Claude AI Users Targeted by Malicious npm Package

Malicious npm Package Targets Claude AI Users

According to recent reports, cybersecurity experts have uncovered a dangerous package on the npm registry designed to steal sensitive information.

The package, identified as "mouse5212-super-formatter," specifically targets files located in "/mnt/user-data"—a directory used by Anthropic's Claude AI tool for handling uploads and outputs in the background.

How the Attack Works

The malicious package exfiltrates files from the Claude AI user directory without the user's knowledge. Once installed, it accesses the dedicated directory and uploads its contents to a remote server controlled by the attackers. This could expose sensitive data processed by the AI tool, including personal documents, code, or confidential information.

Implications for Users

This discovery highlights the growing risks in the software supply chain, especially for AI-related tools that handle user data.
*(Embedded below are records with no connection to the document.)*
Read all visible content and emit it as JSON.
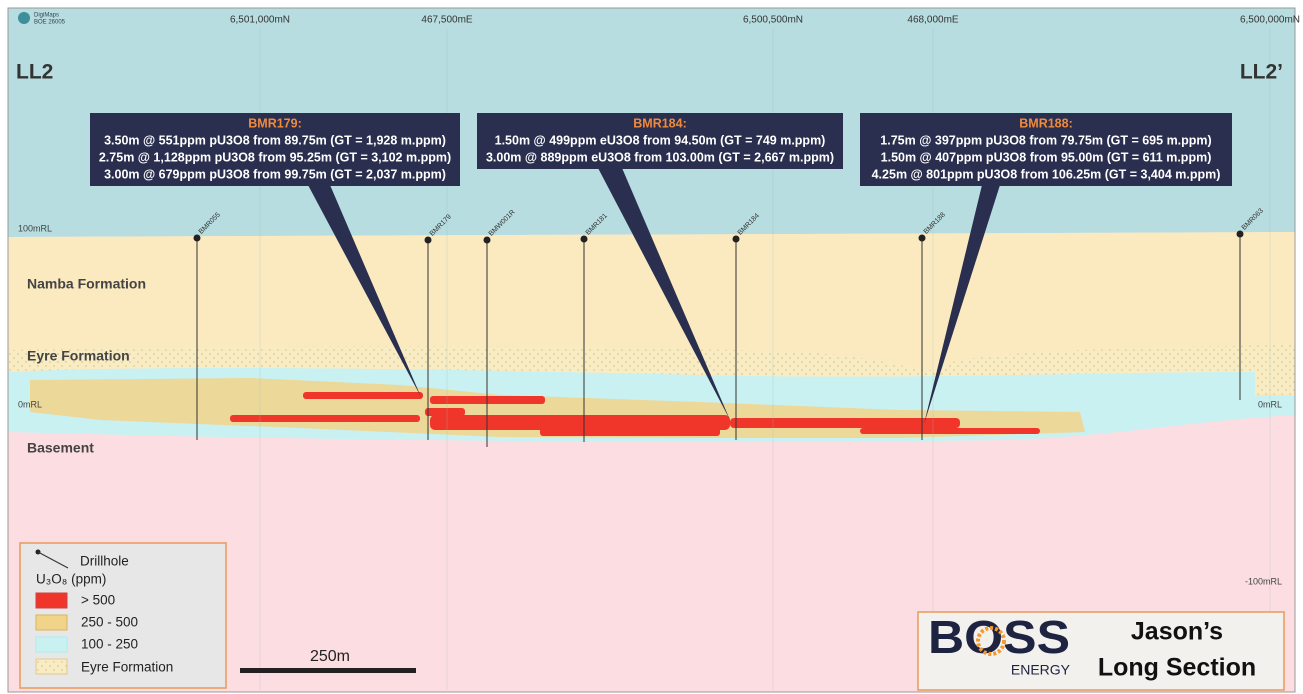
{
  "map": {
    "source": [
      "DigiMaps",
      "BOE 26005"
    ],
    "coordinates": [
      "6,501,000mN",
      "467,500mE",
      "6,500,500mN",
      "468,000mE",
      "6,500,000mN"
    ],
    "section_start": "LL2",
    "section_end": "LL2’",
    "rl_left": [
      "100mRL",
      "0mRL"
    ],
    "rl_right": [
      "0mRL",
      "-100mRL"
    ],
    "formations": [
      "Namba Formation",
      "Eyre Formation",
      "Basement"
    ],
    "drillholes": [
      "BMR055",
      "BMR179",
      "BMW001R",
      "BMR181",
      "BMR184",
      "BMR188",
      "BMR063"
    ]
  },
  "callouts": [
    {
      "title": "BMR179:",
      "lines": [
        "3.50m @ 551ppm pU3O8 from 89.75m (GT = 1,928 m.ppm)",
        "2.75m @ 1,128ppm pU3O8 from 95.25m (GT = 3,102 m.ppm)",
        "3.00m @ 679ppm pU3O8 from 99.75m (GT = 2,037 m.ppm)"
      ]
    },
    {
      "title": "BMR184:",
      "lines": [
        "1.50m @ 499ppm eU3O8 from 94.50m (GT = 749 m.ppm)",
        "3.00m @ 889ppm eU3O8 from 103.00m (GT = 2,667 m.ppm)"
      ]
    },
    {
      "title": "BMR188:",
      "lines": [
        "1.75m @ 397ppm pU3O8 from 79.75m (GT = 695 m.ppm)",
        "1.50m @ 407ppm pU3O8 from 95.00m (GT = 611 m.ppm)",
        "4.25m @ 801ppm pU3O8 from 106.25m (GT = 3,404 m.ppm)"
      ]
    }
  ],
  "legend": {
    "drillhole": "Drillhole",
    "title": "U₃O₈ (ppm)",
    "items": [
      "> 500",
      "250 - 500",
      "100 - 250",
      "Eyre Formation"
    ]
  },
  "scale_bar": "250m",
  "logo": {
    "brand": "BOSS",
    "sub": "ENERGY"
  },
  "title": [
    "Jason’s",
    "Long Section"
  ]
}
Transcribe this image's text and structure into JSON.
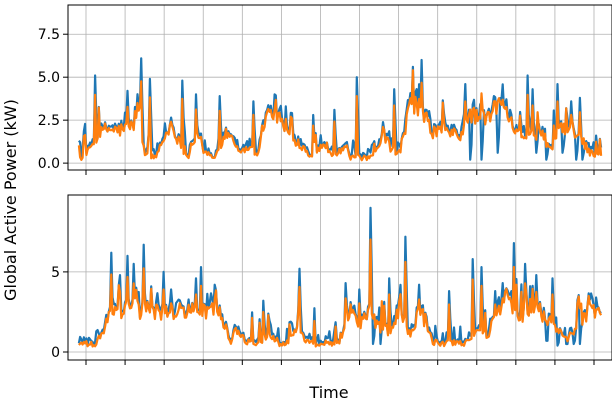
{
  "chart_data": {
    "type": "line",
    "shared_xlabel": "Time",
    "shared_ylabel": "Global Active Power (kW)",
    "x_range": [
      0,
      1
    ],
    "x_tick_count": 14,
    "grid": true,
    "legend": "none",
    "colors": {
      "series_a": "#1f77b4",
      "series_b": "#ff7f0e"
    },
    "panels": [
      {
        "name": "top",
        "ylim": [
          -0.4,
          9.2
        ],
        "yticks": [
          0.0,
          2.5,
          5.0,
          7.5
        ],
        "ytick_labels": [
          "0.0",
          "2.5",
          "5.0",
          "7.5"
        ],
        "keyframes_x": [
          0.0,
          0.03,
          0.04,
          0.05,
          0.06,
          0.07,
          0.09,
          0.11,
          0.12,
          0.13,
          0.14,
          0.16,
          0.17,
          0.19,
          0.21,
          0.22,
          0.24,
          0.25,
          0.27,
          0.29,
          0.3,
          0.32,
          0.33,
          0.35,
          0.36,
          0.38,
          0.4,
          0.42,
          0.44,
          0.45,
          0.47,
          0.49,
          0.51,
          0.52,
          0.54,
          0.56,
          0.58,
          0.6,
          0.61,
          0.63,
          0.65,
          0.67,
          0.69,
          0.72,
          0.74,
          0.77,
          0.79,
          0.81,
          0.83,
          0.85,
          0.87,
          0.89,
          0.9,
          0.92,
          0.94,
          0.96,
          0.98,
          1.0
        ],
        "keyframes_y": [
          0.3,
          0.3,
          0.8,
          1.5,
          1.7,
          2.0,
          1.9,
          2.0,
          2.2,
          3.5,
          0.6,
          0.3,
          1.0,
          2.3,
          0.8,
          0.3,
          1.8,
          0.6,
          0.3,
          1.8,
          1.6,
          0.6,
          1.0,
          0.5,
          2.5,
          3.2,
          1.8,
          1.3,
          0.7,
          0.3,
          1.2,
          0.4,
          1.0,
          0.3,
          0.3,
          0.3,
          1.8,
          0.3,
          0.7,
          3.5,
          3.0,
          1.8,
          2.0,
          1.5,
          2.8,
          2.5,
          3.5,
          2.8,
          1.8,
          1.5,
          1.8,
          0.6,
          2.0,
          1.8,
          1.6,
          0.6,
          0.5,
          0.6
        ],
        "spikes": [
          [
            0.05,
            5.1
          ],
          [
            0.11,
            4.2
          ],
          [
            0.135,
            6.1
          ],
          [
            0.15,
            4.9
          ],
          [
            0.21,
            4.8
          ],
          [
            0.235,
            4.0
          ],
          [
            0.28,
            3.9
          ],
          [
            0.34,
            3.6
          ],
          [
            0.38,
            4.0
          ],
          [
            0.4,
            3.3
          ],
          [
            0.45,
            2.8
          ],
          [
            0.49,
            3.1
          ],
          [
            0.53,
            5.0
          ],
          [
            0.6,
            4.3
          ],
          [
            0.65,
            6.0
          ],
          [
            0.73,
            4.6
          ],
          [
            0.76,
            5.2
          ],
          [
            0.79,
            4.6
          ],
          [
            0.845,
            5.1
          ],
          [
            0.855,
            4.3
          ],
          [
            0.9,
            4.6
          ],
          [
            0.925,
            3.6
          ],
          [
            0.94,
            3.8
          ],
          [
            0.97,
            1.6
          ]
        ],
        "dips": [
          [
            0.74,
            0.2
          ],
          [
            0.76,
            0.2
          ],
          [
            0.79,
            0.6
          ],
          [
            0.86,
            0.6
          ],
          [
            0.88,
            0.2
          ],
          [
            0.91,
            0.6
          ],
          [
            0.935,
            0.2
          ],
          [
            0.945,
            0.2
          ]
        ]
      },
      {
        "name": "bottom",
        "ylim": [
          -0.5,
          9.8
        ],
        "yticks": [
          0,
          5
        ],
        "ytick_labels": [
          "0",
          "5"
        ],
        "keyframes_x": [
          0.0,
          0.01,
          0.02,
          0.03,
          0.04,
          0.05,
          0.06,
          0.08,
          0.1,
          0.12,
          0.13,
          0.14,
          0.16,
          0.18,
          0.2,
          0.22,
          0.24,
          0.26,
          0.28,
          0.3,
          0.31,
          0.33,
          0.35,
          0.37,
          0.39,
          0.41,
          0.42,
          0.44,
          0.46,
          0.48,
          0.5,
          0.52,
          0.54,
          0.55,
          0.57,
          0.59,
          0.61,
          0.63,
          0.65,
          0.67,
          0.69,
          0.71,
          0.73,
          0.75,
          0.77,
          0.79,
          0.81,
          0.83,
          0.85,
          0.87,
          0.88,
          0.9,
          0.92,
          0.94,
          0.96,
          0.98,
          1.0
        ],
        "keyframes_y": [
          0.5,
          1.8,
          0.5,
          0.5,
          0.5,
          0.4,
          1.0,
          2.5,
          2.2,
          3.4,
          2.6,
          2.6,
          2.6,
          2.4,
          2.5,
          2.6,
          2.5,
          2.6,
          2.5,
          0.6,
          1.5,
          0.6,
          0.5,
          1.2,
          0.5,
          0.8,
          1.6,
          0.6,
          0.5,
          0.6,
          0.5,
          2.6,
          1.5,
          2.6,
          1.6,
          1.3,
          2.8,
          1.0,
          2.5,
          0.6,
          0.5,
          0.6,
          0.5,
          1.2,
          1.0,
          2.5,
          3.5,
          2.0,
          3.0,
          2.5,
          2.0,
          1.5,
          0.8,
          2.0,
          2.5,
          2.6,
          2.6
        ],
        "spikes": [
          [
            0.08,
            6.2
          ],
          [
            0.095,
            4.8
          ],
          [
            0.11,
            6.0
          ],
          [
            0.12,
            5.5
          ],
          [
            0.14,
            6.7
          ],
          [
            0.175,
            5.0
          ],
          [
            0.19,
            3.9
          ],
          [
            0.235,
            4.6
          ],
          [
            0.245,
            5.3
          ],
          [
            0.27,
            4.2
          ],
          [
            0.36,
            3.2
          ],
          [
            0.425,
            5.2
          ],
          [
            0.51,
            4.3
          ],
          [
            0.535,
            3.9
          ],
          [
            0.555,
            9.0
          ],
          [
            0.59,
            4.6
          ],
          [
            0.62,
            7.2
          ],
          [
            0.645,
            4.2
          ],
          [
            0.7,
            3.8
          ],
          [
            0.745,
            5.8
          ],
          [
            0.76,
            5.3
          ],
          [
            0.785,
            3.8
          ],
          [
            0.8,
            4.3
          ],
          [
            0.82,
            6.8
          ],
          [
            0.84,
            5.5
          ],
          [
            0.86,
            4.8
          ],
          [
            0.89,
            4.6
          ],
          [
            0.94,
            3.5
          ],
          [
            0.97,
            3.4
          ]
        ],
        "dips": [
          [
            0.56,
            0.5
          ],
          [
            0.575,
            0.5
          ],
          [
            0.88,
            0.7
          ],
          [
            0.9,
            0.4
          ],
          [
            0.915,
            0.5
          ],
          [
            0.93,
            0.5
          ],
          [
            0.94,
            0.5
          ]
        ]
      }
    ]
  }
}
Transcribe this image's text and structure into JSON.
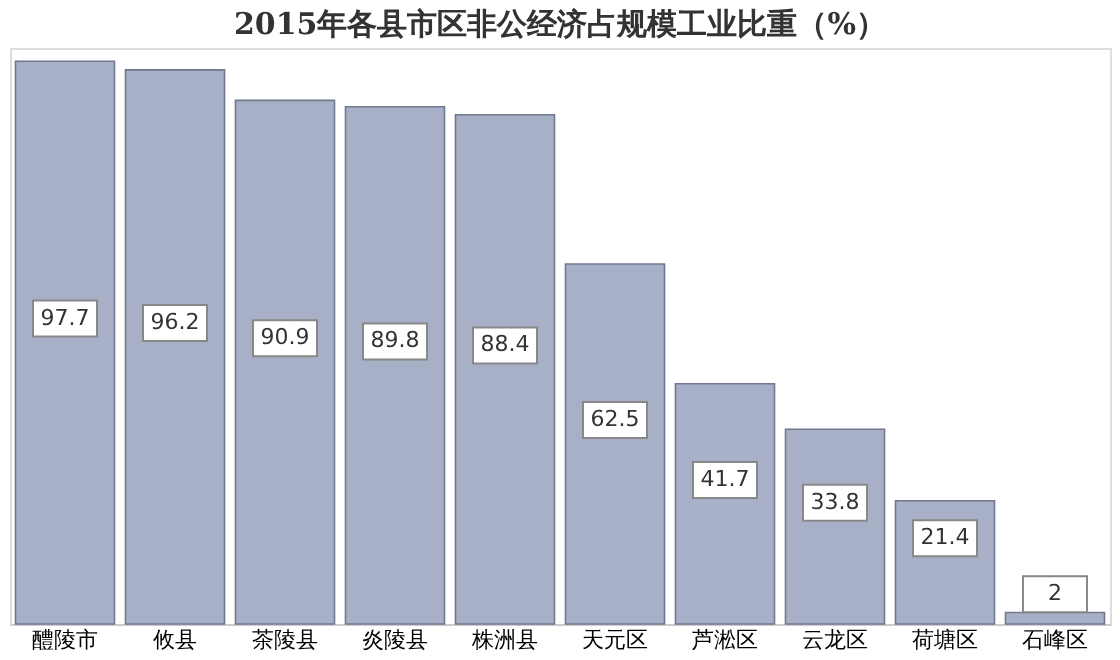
{
  "chart_data": {
    "type": "bar",
    "title": "2015年各县市区非公经济占规模工业比重（%）",
    "categories": [
      "醴陵市",
      "攸县",
      "茶陵县",
      "炎陵县",
      "株洲县",
      "天元区",
      "芦淞区",
      "云龙区",
      "荷塘区",
      "石峰区"
    ],
    "values": [
      97.7,
      96.2,
      90.9,
      89.8,
      88.4,
      62.5,
      41.7,
      33.8,
      21.4,
      2
    ],
    "color": "#a7b0c6",
    "data_labels": true
  }
}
Developers and users who rely on Claude AI are advised to verify the integrity of npm packages before installation and to monitor their systems for any suspicious activity.

Protective Measures

To mitigate such threats, experts recommend:

Auditing all dependencies in your projects.
Using package scanning tools to detect malicious code.
Avoiding packages with suspicious names or limited downloads.
Regularly reviewing file access permissions for AI tools.

Stay vigilant and ensure your development environments are secure against these evolving threats.